Previously, Obama administration officials have suggested that they can't shove DeMarco aside because he is the head of an independent body, albeit only the acting head. Last year, the administration nominated Joseph Smith, North Carolina's respected banking commissioner, as replacement for DeMarco, only to run into obstructionist Republicans in the Senate who stonewalled and enabled DeMarco to carry on.
There is a simple way to end this impasse: The Obama administration can make a recess appointment, circumventing the Senate. In the run-up to the November election, the White House apparently has no appetite for the food fight that would result. But the alternative is more of what we have had from this administration since its inception -- feckless housing policy that perpetuates the foreclosure crisis through half-measures while hoping for better.
It's hard to understand how the status quo makes for good politics, anyway. "Vote for me. Things are lousy, but that's because the other party sabotaged the fix," hardly resounds like a winner. Yes, the Republicans have cynically monkey-wrenched the economy to try to damage Obama's reelection prospects, but housing is one area where the president has the authority to make a difference. He needs to use that authority. DeMarco is in the way.
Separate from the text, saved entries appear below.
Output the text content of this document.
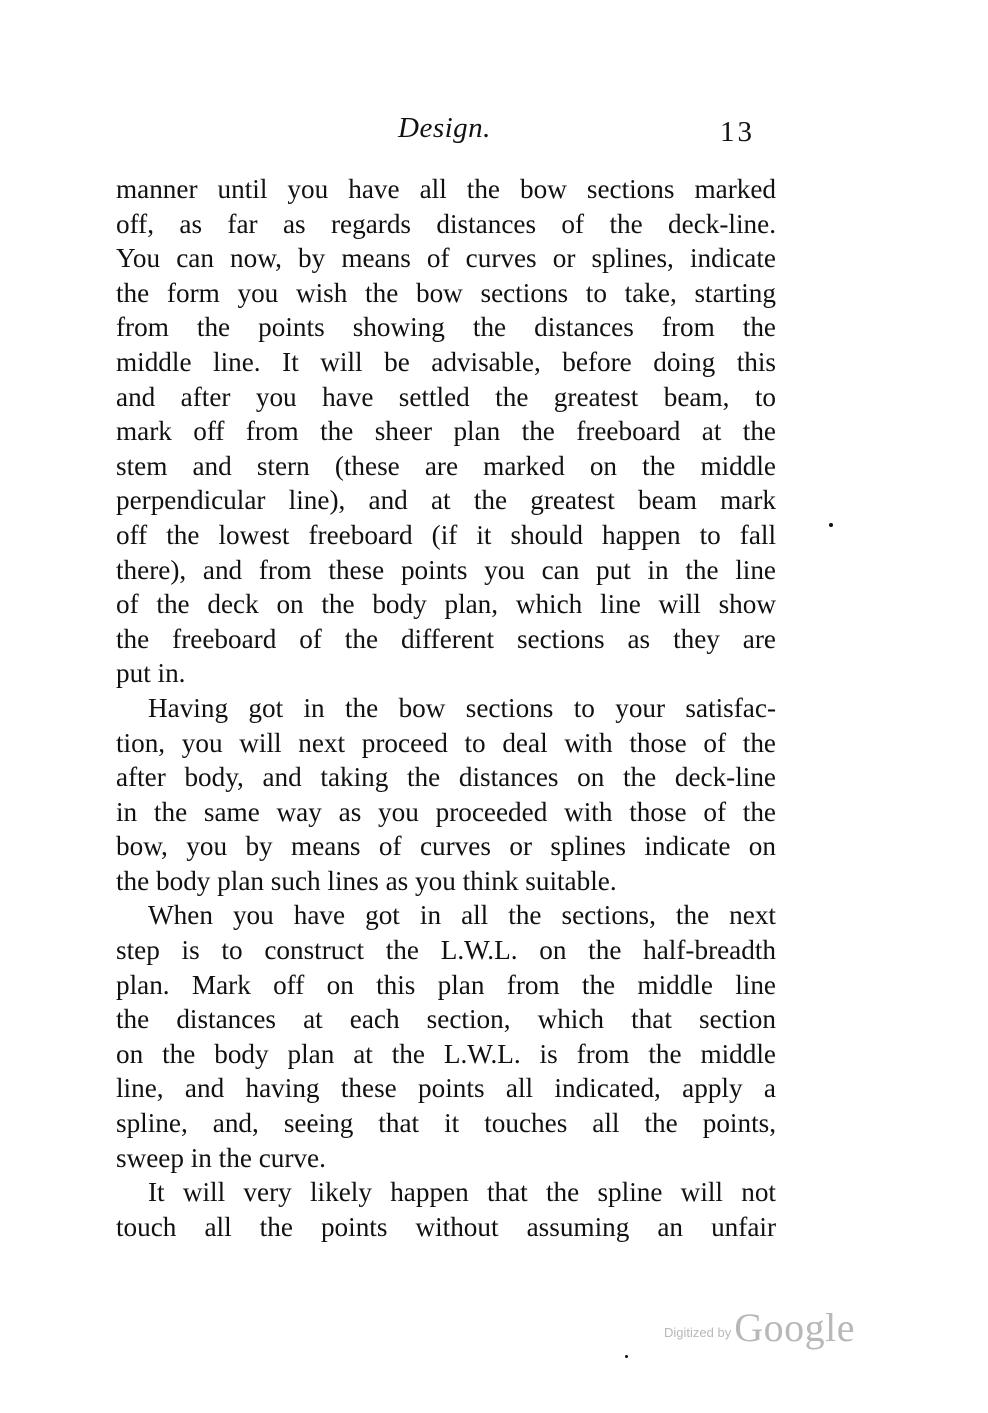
Design.	13
manner until you have all the bow sections marked
off, as far as regards distances of the deck-line.
You can now, by means of curves or splines, indicate
the form you wish the bow sections to take, starting
from the points showing the distances from the
middle line. It will be advisable, before doing this
and after you have settled the greatest beam, to
mark off from the sheer plan the freeboard at the
stem and stern (these are marked on the middle
perpendicular line), and at the greatest beam mark
off the lowest freeboard (if it should happen to fall
there), and from these points you can put in the line
of the deck on the body plan, which line will show
the freeboard of the different sections as they are
put in.
Having got in the bow sections to your satisfac-
tion, you will next proceed to deal with those of the
after body, and taking the distances on the deck-line
in the same way as you proceeded with those of the
bow, you by means of curves or splines indicate on
the body plan such lines as you think suitable.
When you have got in all the sections, the next
step is to construct the L.W.L. on the half-breadth
plan. Mark off on this plan from the middle line
the distances at each section, which that section
on the body plan at the L.W.L. is from the middle
line, and having these points all indicated, apply a
spline, and, seeing that it touches all the points,
sweep in the curve.
It will very likely happen that the spline will not
touch all the points without assuming an unfair
$^{Digitized by}$Google
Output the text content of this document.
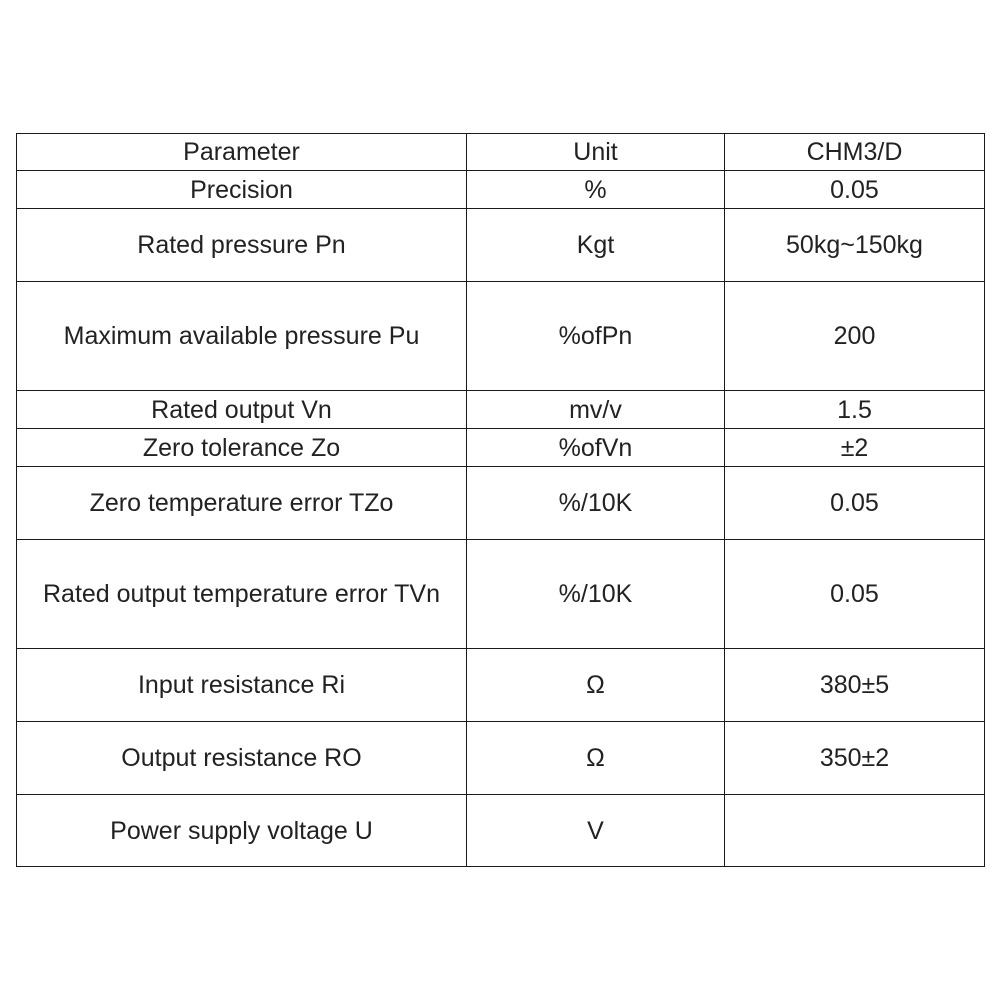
Parameter	Unit	CHM3/D
Precision	%	0.05
Rated pressure Pn	Kgt	50kg~150kg
Maximum available pressure Pu	%ofPn	200
Rated output Vn	mv/v	1.5
Zero tolerance Zo	%ofVn	±2
Zero temperature error TZo	%/10K	0.05
Rated output temperature error TVn	%/10K	0.05
Input resistance Ri	Ω	380±5
Output resistance RO	Ω	350±2
Power supply voltage U	V	
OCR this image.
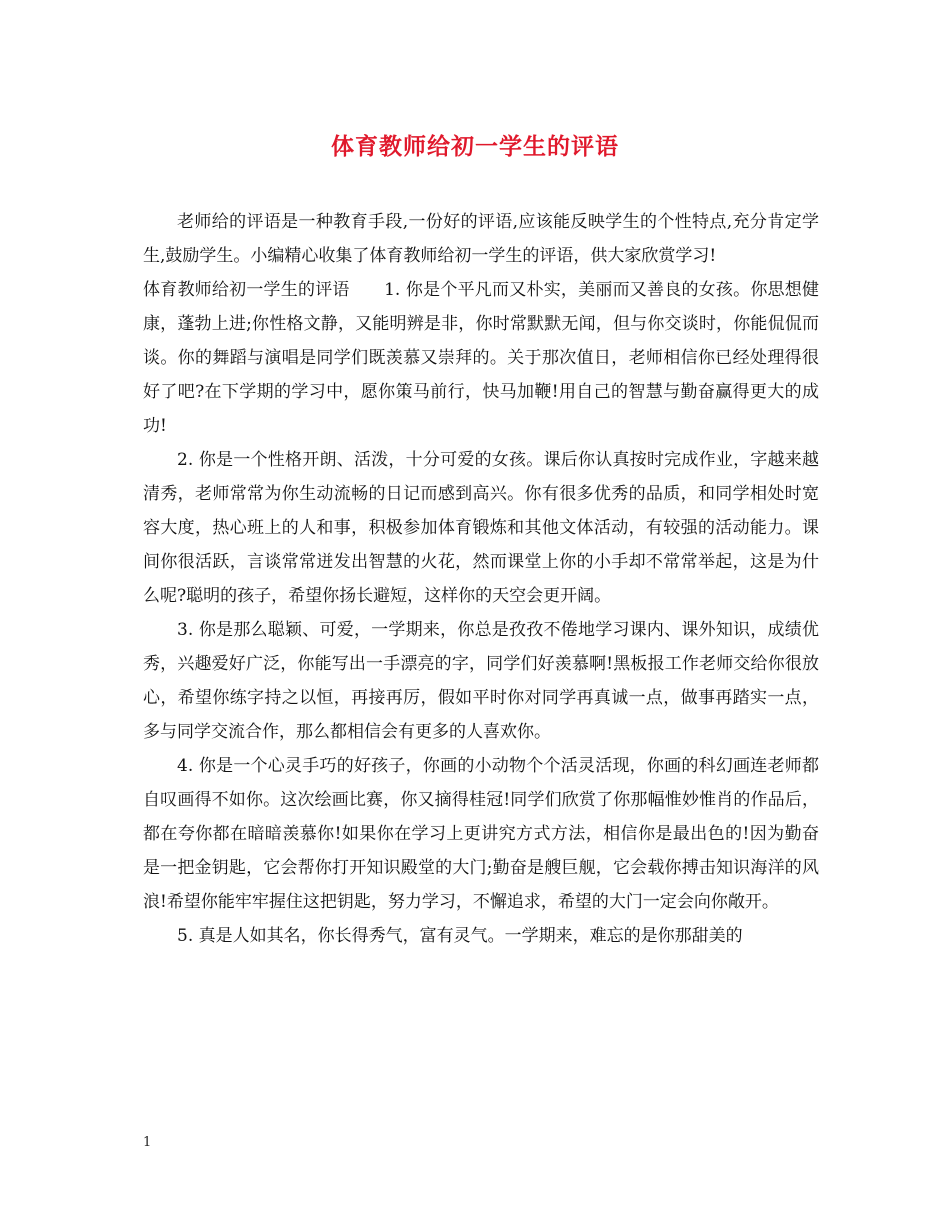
体育教师给初一学生的评语

老师给的评语是一种教育手段,一份好的评语,应该能反映学生的个性特点,充分肯定学生,鼓励学生。小编精心收集了体育教师给初一学生的评语，供大家欣赏学习!

体育教师给初一学生的评语　　1. 你是个平凡而又朴实，美丽而又善良的女孩。你思想健康，蓬勃上进;你性格文静，又能明辨是非，你时常默默无闻，但与你交谈时，你能侃侃而谈。你的舞蹈与演唱是同学们既羡慕又崇拜的。关于那次值日，老师相信你已经处理得很好了吧?在下学期的学习中，愿你策马前行，快马加鞭!用自己的智慧与勤奋赢得更大的成功!

2. 你是一个性格开朗、活泼，十分可爱的女孩。课后你认真按时完成作业，字越来越清秀，老师常常为你生动流畅的日记而感到高兴。你有很多优秀的品质，和同学相处时宽容大度，热心班上的人和事，积极参加体育锻炼和其他文体活动，有较强的活动能力。课间你很活跃，言谈常常迸发出智慧的火花，然而课堂上你的小手却不常常举起，这是为什么呢?聪明的孩子，希望你扬长避短，这样你的天空会更开阔。

3. 你是那么聪颖、可爱，一学期来，你总是孜孜不倦地学习课内、课外知识，成绩优秀，兴趣爱好广泛，你能写出一手漂亮的字，同学们好羡慕啊!黑板报工作老师交给你很放心，希望你练字持之以恒，再接再厉，假如平时你对同学再真诚一点，做事再踏实一点，多与同学交流合作，那么都相信会有更多的人喜欢你。

4. 你是一个心灵手巧的好孩子，你画的小动物个个活灵活现，你画的科幻画连老师都自叹画得不如你。这次绘画比赛，你又摘得桂冠!同学们欣赏了你那幅惟妙惟肖的作品后，都在夸你都在暗暗羡慕你!如果你在学习上更讲究方式方法，相信你是最出色的!因为勤奋是一把金钥匙，它会帮你打开知识殿堂的大门;勤奋是艘巨舰，它会载你搏击知识海洋的风浪!希望你能牢牢握住这把钥匙，努力学习，不懈追求，希望的大门一定会向你敞开。

5. 真是人如其名，你长得秀气，富有灵气。一学期来，难忘的是你那甜美的

1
Back in March, the former Obama administration economic adviser Jared Bernstein -- an advocate for principal reduction -- said it was still too early to call for DeMarco's ouster. Treasury had recently tripled the incentives it was willing to pay for mortgage holders who agreed to forgive principal balances. Bernstein suggested we ought to wait to see how DeMarco would respond to that inducement.
Now, that response is clear. DeMarco will not be swayed by facts, badgering threats or pragmatism. Like Dick Cheney, he seems invigorated by opposition, taking widespread criticism as proof of his courageous stand.
"The guy needs to step aside," Bernstein now says in a blog post. But stepping aside is not part of DeMarco's makeup. Like the millions of homeowners he has consigned to such fate, he needs to finds the marshals at his door.